In the absence of federal regulations specifically governing the collection and use of patient-generated health data, providers tend to rely on more general rules and guidelines about handling medical information.
The Health Insurance Portability and Accountability Act, which became law more than a quarter-century ago, restricts providers’ authority to share patient data with other entities and guarantees patients access to their own information upon request.
The 21st Century Cures Act of 2016 requires health systems to allow patients on-demand, fully online access to their data, including the clinical notes in their electronic health records.
But state laws with stricter rules about how healthcare data are managed, stored and transmitted complicate matters, said Aaron Miri, senior vice president and chief digital and information officer of Jacksonville, Florida-based Baptist Health.
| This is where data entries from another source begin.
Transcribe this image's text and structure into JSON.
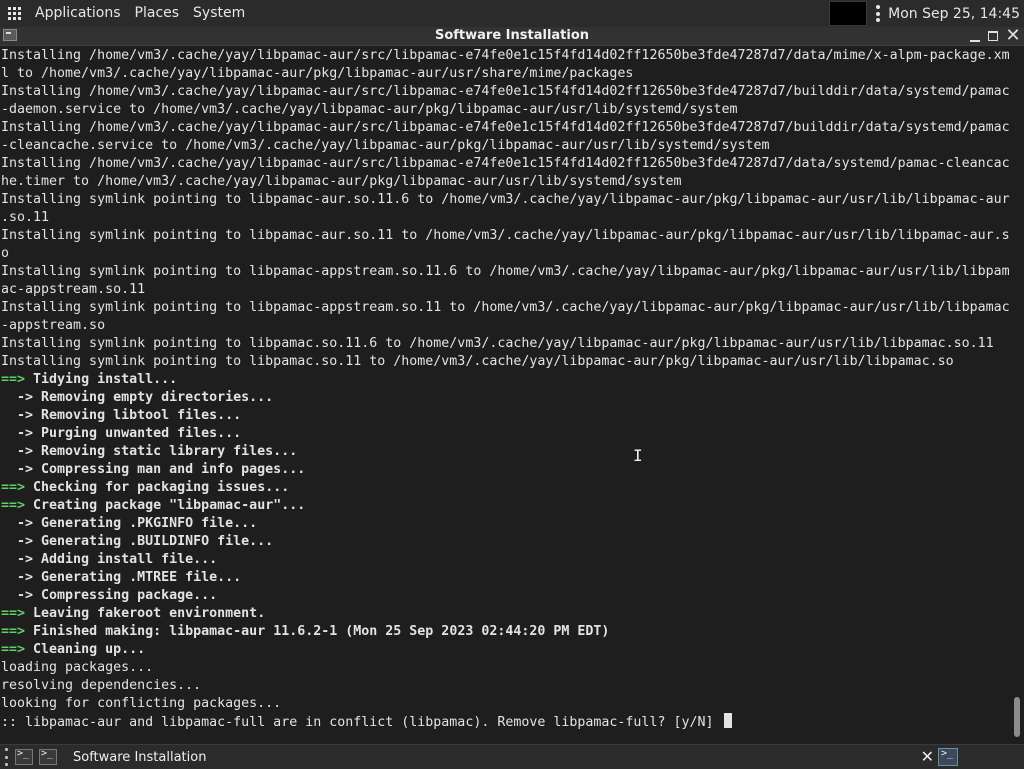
{
  "top_panel": {
    "menus": [
      "Applications",
      "Places",
      "System"
    ],
    "clock": "Mon Sep 25, 14:45"
  },
  "window": {
    "title": "Software Installation"
  },
  "terminal": {
    "lines": [
      {
        "prefix": "",
        "text": "Installing /home/vm3/.cache/yay/libpamac-aur/src/libpamac-e74fe0e1c15f4fd14d02ff12650be3fde47287d7/data/mime/x-alpm-package.xm",
        "bold": false
      },
      {
        "prefix": "",
        "text": "l to /home/vm3/.cache/yay/libpamac-aur/pkg/libpamac-aur/usr/share/mime/packages",
        "bold": false
      },
      {
        "prefix": "",
        "text": "Installing /home/vm3/.cache/yay/libpamac-aur/src/libpamac-e74fe0e1c15f4fd14d02ff12650be3fde47287d7/builddir/data/systemd/pamac",
        "bold": false
      },
      {
        "prefix": "",
        "text": "-daemon.service to /home/vm3/.cache/yay/libpamac-aur/pkg/libpamac-aur/usr/lib/systemd/system",
        "bold": false
      },
      {
        "prefix": "",
        "text": "Installing /home/vm3/.cache/yay/libpamac-aur/src/libpamac-e74fe0e1c15f4fd14d02ff12650be3fde47287d7/builddir/data/systemd/pamac",
        "bold": false
      },
      {
        "prefix": "",
        "text": "-cleancache.service to /home/vm3/.cache/yay/libpamac-aur/pkg/libpamac-aur/usr/lib/systemd/system",
        "bold": false
      },
      {
        "prefix": "",
        "text": "Installing /home/vm3/.cache/yay/libpamac-aur/src/libpamac-e74fe0e1c15f4fd14d02ff12650be3fde47287d7/data/systemd/pamac-cleancac",
        "bold": false
      },
      {
        "prefix": "",
        "text": "he.timer to /home/vm3/.cache/yay/libpamac-aur/pkg/libpamac-aur/usr/lib/systemd/system",
        "bold": false
      },
      {
        "prefix": "",
        "text": "Installing symlink pointing to libpamac-aur.so.11.6 to /home/vm3/.cache/yay/libpamac-aur/pkg/libpamac-aur/usr/lib/libpamac-aur",
        "bold": false
      },
      {
        "prefix": "",
        "text": ".so.11",
        "bold": false
      },
      {
        "prefix": "",
        "text": "Installing symlink pointing to libpamac-aur.so.11 to /home/vm3/.cache/yay/libpamac-aur/pkg/libpamac-aur/usr/lib/libpamac-aur.s",
        "bold": false
      },
      {
        "prefix": "",
        "text": "o",
        "bold": false
      },
      {
        "prefix": "",
        "text": "Installing symlink pointing to libpamac-appstream.so.11.6 to /home/vm3/.cache/yay/libpamac-aur/pkg/libpamac-aur/usr/lib/libpam",
        "bold": false
      },
      {
        "prefix": "",
        "text": "ac-appstream.so.11",
        "bold": false
      },
      {
        "prefix": "",
        "text": "Installing symlink pointing to libpamac-appstream.so.11 to /home/vm3/.cache/yay/libpamac-aur/pkg/libpamac-aur/usr/lib/libpamac",
        "bold": false
      },
      {
        "prefix": "",
        "text": "-appstream.so",
        "bold": false
      },
      {
        "prefix": "",
        "text": "Installing symlink pointing to libpamac.so.11.6 to /home/vm3/.cache/yay/libpamac-aur/pkg/libpamac-aur/usr/lib/libpamac.so.11",
        "bold": false
      },
      {
        "prefix": "",
        "text": "Installing symlink pointing to libpamac.so.11 to /home/vm3/.cache/yay/libpamac-aur/pkg/libpamac-aur/usr/lib/libpamac.so",
        "bold": false
      },
      {
        "prefix": "==>",
        "text": " Tidying install...",
        "bold": true
      },
      {
        "prefix": "",
        "text": "  -> Removing empty directories...",
        "bold": true
      },
      {
        "prefix": "",
        "text": "  -> Removing libtool files...",
        "bold": true
      },
      {
        "prefix": "",
        "text": "  -> Purging unwanted files...",
        "bold": true
      },
      {
        "prefix": "",
        "text": "  -> Removing static library files...",
        "bold": true
      },
      {
        "prefix": "",
        "text": "  -> Compressing man and info pages...",
        "bold": true
      },
      {
        "prefix": "==>",
        "text": " Checking for packaging issues...",
        "bold": true
      },
      {
        "prefix": "==>",
        "text": " Creating package \"libpamac-aur\"...",
        "bold": true
      },
      {
        "prefix": "",
        "text": "  -> Generating .PKGINFO file...",
        "bold": true
      },
      {
        "prefix": "",
        "text": "  -> Generating .BUILDINFO file...",
        "bold": true
      },
      {
        "prefix": "",
        "text": "  -> Adding install file...",
        "bold": true
      },
      {
        "prefix": "",
        "text": "  -> Generating .MTREE file...",
        "bold": true
      },
      {
        "prefix": "",
        "text": "  -> Compressing package...",
        "bold": true
      },
      {
        "prefix": "==>",
        "text": " Leaving fakeroot environment.",
        "bold": true
      },
      {
        "prefix": "==>",
        "text": " Finished making: libpamac-aur 11.6.2-1 (Mon 25 Sep 2023 02:44:20 PM EDT)",
        "bold": true
      },
      {
        "prefix": "==>",
        "text": " Cleaning up...",
        "bold": true
      },
      {
        "prefix": "",
        "text": "loading packages...",
        "bold": false
      },
      {
        "prefix": "",
        "text": "resolving dependencies...",
        "bold": false
      },
      {
        "prefix": "",
        "text": "looking for conflicting packages...",
        "bold": false
      },
      {
        "prefix": "",
        "text": ":: libpamac-aur and libpamac-full are in conflict (libpamac). Remove libpamac-full? [y/N] ",
        "bold": false,
        "cursor": true
      }
    ]
  },
  "taskbar": {
    "task_label": "Software Installation"
  },
  "icons": {
    "apps": "apps-grid-icon",
    "terminal": "terminal-icon",
    "close": "close-icon"
  }
}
Miri is co-chair of the Health and Human Services Department’s Health Information Technology Advisory Committee.
Moreover, many companies that market consumer health informatics tools, including wearables, aren’t subject to the HIPAA regulations that traditional health information technology vendors must follow, Miri said.
Mismatched rules and the lack of comprehensive privacy and security regulations are obstacles to health systems endeavoring to incorporate patient-generated health data into clinical operations, he said.
Some health systems and software vendors are using the Fast Healthcare Interoperability Resources standard to inform how patient-generated health data sources such as scales, monitors and fitness trackers connect to clinical workflows and EHRs, he said.
Health Level Seven International, a standards development organization, created FHIR to harmonize data formats and application programming interfaces for exchanging information between systems.
In 2015, HHS’ Office of the National Coordinator for Health Information Technology initiated a project to identify gaps, best practices and opportunities for progress in the collection and use of patient-generated health data in care delivery and research. The agency is also developing a policy framework for data collected by patients. New rules on this front could be transformative, Miri said.